Dreamhaven used to be in walking distance from my house, in one of its many incarnations here in Minneapolis. The space on Lake St. was huge, big enough to have a back room that housed all the boom anime babes. There was a warning sign before you went in there, warning of adult content. After my first and last foray into secksy foxes et al., I can safely say that I am way too immature to be loosed in an adult anime collection, but I fairly loved that one existed. There were boxes of comics in their little nerdy plastic sleeves, and art books, and brilliant endcaps. Used books mixed with the new, and a section of crap paperbacks, 5 for $5. It was a place you could lose yourself in, and I did, many times.
Then they moved over more by the river, in a sleepy neighborhood bankrolled by the railroads in the 20s and 30s, all middle class Arts and Crafts boxes in a premonition of the 50s expansion suburbs. Smaller, more packed, but still with the same attentive turn-outs. A book store run by nerds for nerds. I don't follow art so well, and one of the many great things about Dreamhaven is/was that they had/have a large collection of art books. They're expensive, the art books, dependent on full-color printing that can't be cheapened. My husband has his obsessions, and art is one of them, so I would go and drool with him about this book or that, and we'd perform a damned calculus of what we could afford versus what we wanted. One time a book by Dave McKean, some sort of retrospective, was deemed too dear, and he is still kicking himself he didn't buy it.
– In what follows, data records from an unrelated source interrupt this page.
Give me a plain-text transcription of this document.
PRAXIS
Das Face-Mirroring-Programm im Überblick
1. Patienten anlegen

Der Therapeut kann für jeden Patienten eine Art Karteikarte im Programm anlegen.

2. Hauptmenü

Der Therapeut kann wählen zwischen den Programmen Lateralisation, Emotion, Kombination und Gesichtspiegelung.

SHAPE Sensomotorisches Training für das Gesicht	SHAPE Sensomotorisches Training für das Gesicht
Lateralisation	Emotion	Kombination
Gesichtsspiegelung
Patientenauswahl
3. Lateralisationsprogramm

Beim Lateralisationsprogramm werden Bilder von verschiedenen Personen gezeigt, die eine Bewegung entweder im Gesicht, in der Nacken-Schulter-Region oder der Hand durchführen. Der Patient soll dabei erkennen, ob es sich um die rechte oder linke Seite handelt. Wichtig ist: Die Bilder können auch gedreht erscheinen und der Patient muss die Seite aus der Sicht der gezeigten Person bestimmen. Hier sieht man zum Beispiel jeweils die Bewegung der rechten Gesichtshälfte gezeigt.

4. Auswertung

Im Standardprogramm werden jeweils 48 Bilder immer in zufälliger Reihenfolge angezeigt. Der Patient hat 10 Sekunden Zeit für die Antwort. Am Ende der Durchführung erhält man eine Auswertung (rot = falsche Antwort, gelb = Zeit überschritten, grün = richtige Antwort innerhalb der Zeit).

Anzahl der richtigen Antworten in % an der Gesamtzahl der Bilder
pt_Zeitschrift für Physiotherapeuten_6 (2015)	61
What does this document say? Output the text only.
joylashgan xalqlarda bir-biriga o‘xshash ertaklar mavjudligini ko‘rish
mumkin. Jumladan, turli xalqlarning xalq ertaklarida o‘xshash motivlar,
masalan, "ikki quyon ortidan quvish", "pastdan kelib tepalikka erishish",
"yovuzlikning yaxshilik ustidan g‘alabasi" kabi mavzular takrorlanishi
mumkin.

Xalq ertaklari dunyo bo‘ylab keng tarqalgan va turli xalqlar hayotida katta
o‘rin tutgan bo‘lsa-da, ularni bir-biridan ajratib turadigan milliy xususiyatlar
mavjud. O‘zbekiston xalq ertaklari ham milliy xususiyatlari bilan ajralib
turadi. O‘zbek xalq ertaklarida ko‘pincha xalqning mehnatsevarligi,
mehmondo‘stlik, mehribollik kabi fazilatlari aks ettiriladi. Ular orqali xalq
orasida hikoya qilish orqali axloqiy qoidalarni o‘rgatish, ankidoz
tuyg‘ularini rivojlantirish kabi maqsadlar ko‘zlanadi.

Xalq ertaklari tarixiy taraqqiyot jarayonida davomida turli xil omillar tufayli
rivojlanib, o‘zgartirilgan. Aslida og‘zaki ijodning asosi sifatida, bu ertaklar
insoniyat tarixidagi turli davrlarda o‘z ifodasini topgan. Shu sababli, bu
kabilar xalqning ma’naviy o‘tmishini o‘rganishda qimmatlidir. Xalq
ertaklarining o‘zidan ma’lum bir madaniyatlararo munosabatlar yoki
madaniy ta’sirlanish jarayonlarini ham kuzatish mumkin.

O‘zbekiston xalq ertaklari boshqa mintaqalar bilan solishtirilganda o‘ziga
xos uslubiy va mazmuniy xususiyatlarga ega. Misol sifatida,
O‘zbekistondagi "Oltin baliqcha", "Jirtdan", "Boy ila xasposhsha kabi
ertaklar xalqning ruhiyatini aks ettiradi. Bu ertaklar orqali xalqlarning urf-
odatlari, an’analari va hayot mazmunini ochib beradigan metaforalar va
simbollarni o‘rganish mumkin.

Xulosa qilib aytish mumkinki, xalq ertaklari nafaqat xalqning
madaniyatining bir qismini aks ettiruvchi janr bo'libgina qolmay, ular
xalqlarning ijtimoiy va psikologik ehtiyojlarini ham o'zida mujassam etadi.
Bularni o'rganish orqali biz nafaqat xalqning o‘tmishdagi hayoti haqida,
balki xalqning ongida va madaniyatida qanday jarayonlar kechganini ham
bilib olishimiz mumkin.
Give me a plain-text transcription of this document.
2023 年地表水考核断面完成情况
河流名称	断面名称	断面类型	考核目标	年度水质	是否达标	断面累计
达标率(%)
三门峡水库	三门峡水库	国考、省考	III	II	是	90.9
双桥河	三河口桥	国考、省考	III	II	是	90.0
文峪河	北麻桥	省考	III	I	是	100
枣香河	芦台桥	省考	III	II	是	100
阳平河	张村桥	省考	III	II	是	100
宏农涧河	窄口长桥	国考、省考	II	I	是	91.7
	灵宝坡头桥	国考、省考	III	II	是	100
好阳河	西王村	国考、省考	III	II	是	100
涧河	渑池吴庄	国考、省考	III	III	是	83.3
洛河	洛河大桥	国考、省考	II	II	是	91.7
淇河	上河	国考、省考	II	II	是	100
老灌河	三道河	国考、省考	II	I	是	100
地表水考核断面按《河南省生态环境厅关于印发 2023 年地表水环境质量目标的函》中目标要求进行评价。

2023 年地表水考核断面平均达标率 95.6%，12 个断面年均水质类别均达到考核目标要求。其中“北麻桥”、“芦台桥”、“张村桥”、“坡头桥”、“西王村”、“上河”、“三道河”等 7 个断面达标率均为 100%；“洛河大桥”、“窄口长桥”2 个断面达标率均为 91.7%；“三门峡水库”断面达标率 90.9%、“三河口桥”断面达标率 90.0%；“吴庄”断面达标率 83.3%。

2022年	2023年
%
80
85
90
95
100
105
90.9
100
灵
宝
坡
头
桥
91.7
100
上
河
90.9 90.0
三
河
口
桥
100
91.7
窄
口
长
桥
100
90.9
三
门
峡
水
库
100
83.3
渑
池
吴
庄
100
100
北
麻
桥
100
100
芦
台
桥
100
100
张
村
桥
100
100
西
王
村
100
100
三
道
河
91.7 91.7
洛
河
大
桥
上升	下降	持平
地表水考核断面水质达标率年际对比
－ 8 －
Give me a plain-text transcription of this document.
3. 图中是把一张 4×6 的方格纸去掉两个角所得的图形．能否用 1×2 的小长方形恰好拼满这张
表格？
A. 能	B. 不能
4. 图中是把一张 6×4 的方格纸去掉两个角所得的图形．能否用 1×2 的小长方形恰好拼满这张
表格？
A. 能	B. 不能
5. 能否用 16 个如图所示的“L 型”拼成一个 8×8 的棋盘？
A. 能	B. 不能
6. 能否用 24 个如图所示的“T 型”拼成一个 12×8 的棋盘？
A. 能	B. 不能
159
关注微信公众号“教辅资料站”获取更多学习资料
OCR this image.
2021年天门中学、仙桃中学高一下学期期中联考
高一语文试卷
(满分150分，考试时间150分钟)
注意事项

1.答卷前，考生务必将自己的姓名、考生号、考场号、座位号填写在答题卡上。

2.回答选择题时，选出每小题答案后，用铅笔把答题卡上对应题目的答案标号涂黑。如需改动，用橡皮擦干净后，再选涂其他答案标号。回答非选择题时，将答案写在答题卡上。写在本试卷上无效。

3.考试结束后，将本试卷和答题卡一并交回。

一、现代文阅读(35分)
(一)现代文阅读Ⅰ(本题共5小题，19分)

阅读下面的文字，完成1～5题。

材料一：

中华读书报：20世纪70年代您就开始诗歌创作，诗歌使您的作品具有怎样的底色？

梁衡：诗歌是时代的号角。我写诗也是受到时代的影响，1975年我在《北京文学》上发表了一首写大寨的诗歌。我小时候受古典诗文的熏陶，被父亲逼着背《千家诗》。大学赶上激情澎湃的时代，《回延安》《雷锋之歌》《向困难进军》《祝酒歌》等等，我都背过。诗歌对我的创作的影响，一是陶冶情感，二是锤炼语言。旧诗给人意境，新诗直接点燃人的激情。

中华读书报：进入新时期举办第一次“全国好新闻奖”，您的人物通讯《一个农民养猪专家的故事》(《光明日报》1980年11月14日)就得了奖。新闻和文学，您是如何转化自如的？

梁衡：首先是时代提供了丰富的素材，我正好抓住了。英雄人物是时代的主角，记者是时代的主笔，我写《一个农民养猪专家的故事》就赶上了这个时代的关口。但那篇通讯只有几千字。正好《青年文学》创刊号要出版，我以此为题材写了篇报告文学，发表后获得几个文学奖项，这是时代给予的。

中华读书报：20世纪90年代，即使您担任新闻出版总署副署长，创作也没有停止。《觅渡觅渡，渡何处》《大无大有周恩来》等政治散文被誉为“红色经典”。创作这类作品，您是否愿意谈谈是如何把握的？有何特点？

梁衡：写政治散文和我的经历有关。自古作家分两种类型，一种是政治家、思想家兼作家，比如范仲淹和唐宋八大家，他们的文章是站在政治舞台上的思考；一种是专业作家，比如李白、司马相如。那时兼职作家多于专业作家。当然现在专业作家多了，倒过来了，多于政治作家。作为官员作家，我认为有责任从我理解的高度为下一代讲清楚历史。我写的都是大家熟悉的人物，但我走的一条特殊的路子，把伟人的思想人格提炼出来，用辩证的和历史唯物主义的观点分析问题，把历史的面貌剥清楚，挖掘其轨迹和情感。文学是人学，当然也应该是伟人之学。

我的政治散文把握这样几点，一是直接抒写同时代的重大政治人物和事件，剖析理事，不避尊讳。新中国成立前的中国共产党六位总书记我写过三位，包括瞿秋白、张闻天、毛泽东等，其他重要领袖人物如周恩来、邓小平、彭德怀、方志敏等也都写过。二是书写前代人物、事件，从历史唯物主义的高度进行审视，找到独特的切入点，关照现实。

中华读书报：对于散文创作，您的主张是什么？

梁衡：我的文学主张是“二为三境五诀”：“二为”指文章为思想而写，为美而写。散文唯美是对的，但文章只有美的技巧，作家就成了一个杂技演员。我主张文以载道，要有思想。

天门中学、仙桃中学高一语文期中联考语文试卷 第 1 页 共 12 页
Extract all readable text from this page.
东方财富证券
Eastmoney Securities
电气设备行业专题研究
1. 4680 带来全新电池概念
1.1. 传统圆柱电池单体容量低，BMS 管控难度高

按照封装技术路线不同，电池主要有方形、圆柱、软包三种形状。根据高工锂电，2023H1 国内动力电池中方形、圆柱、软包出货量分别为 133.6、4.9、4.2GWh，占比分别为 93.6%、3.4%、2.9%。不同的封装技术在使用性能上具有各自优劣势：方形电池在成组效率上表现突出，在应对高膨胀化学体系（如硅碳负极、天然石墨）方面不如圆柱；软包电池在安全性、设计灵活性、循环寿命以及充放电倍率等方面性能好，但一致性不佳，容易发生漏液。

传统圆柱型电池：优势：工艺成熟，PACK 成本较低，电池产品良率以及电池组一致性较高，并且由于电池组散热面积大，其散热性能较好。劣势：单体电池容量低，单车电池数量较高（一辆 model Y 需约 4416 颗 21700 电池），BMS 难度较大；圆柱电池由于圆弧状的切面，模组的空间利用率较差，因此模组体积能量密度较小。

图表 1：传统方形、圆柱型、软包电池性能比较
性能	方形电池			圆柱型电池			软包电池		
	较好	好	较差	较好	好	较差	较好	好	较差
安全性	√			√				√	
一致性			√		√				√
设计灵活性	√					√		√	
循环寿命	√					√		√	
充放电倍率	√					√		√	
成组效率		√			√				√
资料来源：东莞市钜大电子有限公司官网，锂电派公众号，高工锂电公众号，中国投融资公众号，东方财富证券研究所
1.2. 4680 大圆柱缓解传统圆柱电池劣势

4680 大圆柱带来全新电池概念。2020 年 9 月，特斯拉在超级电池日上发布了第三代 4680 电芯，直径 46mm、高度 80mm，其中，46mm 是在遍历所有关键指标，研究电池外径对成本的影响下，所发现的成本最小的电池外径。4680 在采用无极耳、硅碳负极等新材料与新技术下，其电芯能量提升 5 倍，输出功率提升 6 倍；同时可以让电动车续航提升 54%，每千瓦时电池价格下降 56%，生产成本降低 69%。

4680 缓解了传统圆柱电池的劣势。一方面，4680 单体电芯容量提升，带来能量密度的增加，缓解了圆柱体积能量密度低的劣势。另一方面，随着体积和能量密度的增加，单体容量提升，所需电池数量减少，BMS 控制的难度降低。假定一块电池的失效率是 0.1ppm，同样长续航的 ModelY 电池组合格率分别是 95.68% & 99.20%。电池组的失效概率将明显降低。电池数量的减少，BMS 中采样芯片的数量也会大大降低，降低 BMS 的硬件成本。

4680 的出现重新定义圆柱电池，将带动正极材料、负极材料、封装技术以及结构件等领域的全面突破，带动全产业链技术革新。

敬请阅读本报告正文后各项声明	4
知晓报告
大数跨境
We can't even figure what it was called. *cries*
Anyway, so I can't say I have read this, exactly, but it was deemed worthy of purchase and came home. My husband read the shit out of it, holding it up at odd moments, exclaiming, regaling me with the deep mythologies within. I haven't seen The Dark Crystal since I was a kid, but because of some weirdness, my husband and sister watched it together while I was out doing something else, and they have this annoying bondedness about that movie. I wish I could relay the funny voices they get up to when they start saying "Please. To make peace." but I can't.
So this book. If you are a big fan of the movie, is necessary reading. Brian Froud has absolutely worked out the mythology of the uUru and Skeksis, complex interlocking sets of diagrams and descriptions, all sketched with Froud's top-shelf fantasy art stylings. This is the obsessive end of the genre pool, and beautifully so.
So. The decline of booksellers. Much as I love sites like Goodreads.com for finding me the obscure, the obsessive, for exposing me to books I would have never considered, there is something to be said for the random physicality of the book store, curated by the wise, inhabited by the general. I bah about the recommendations on Amazon or similar, because they keep saying to me, have you seen Bladerunner? Yes, of course I've seen Bladerunner, motherfucker, give me something less obvious. I wish there were a less obvious button, and the local bookseller has been that button for me, turning out books by hand, turning a life of reading and selling books into a table full of wonders, the endcap of the related, the discount bin of the never-considered.
Where will I go now? How will I find that one book that filled a gap I didn't know I had on the edge of a table? I know this is mawkish, but the lost afternoon in the bookstore is a central mystery for me, and it's killing me that I won't be able to do that at Dreamhaven anymore. I will have to remember to go to the other local booksellers, and spend my dimes there. They deserve it.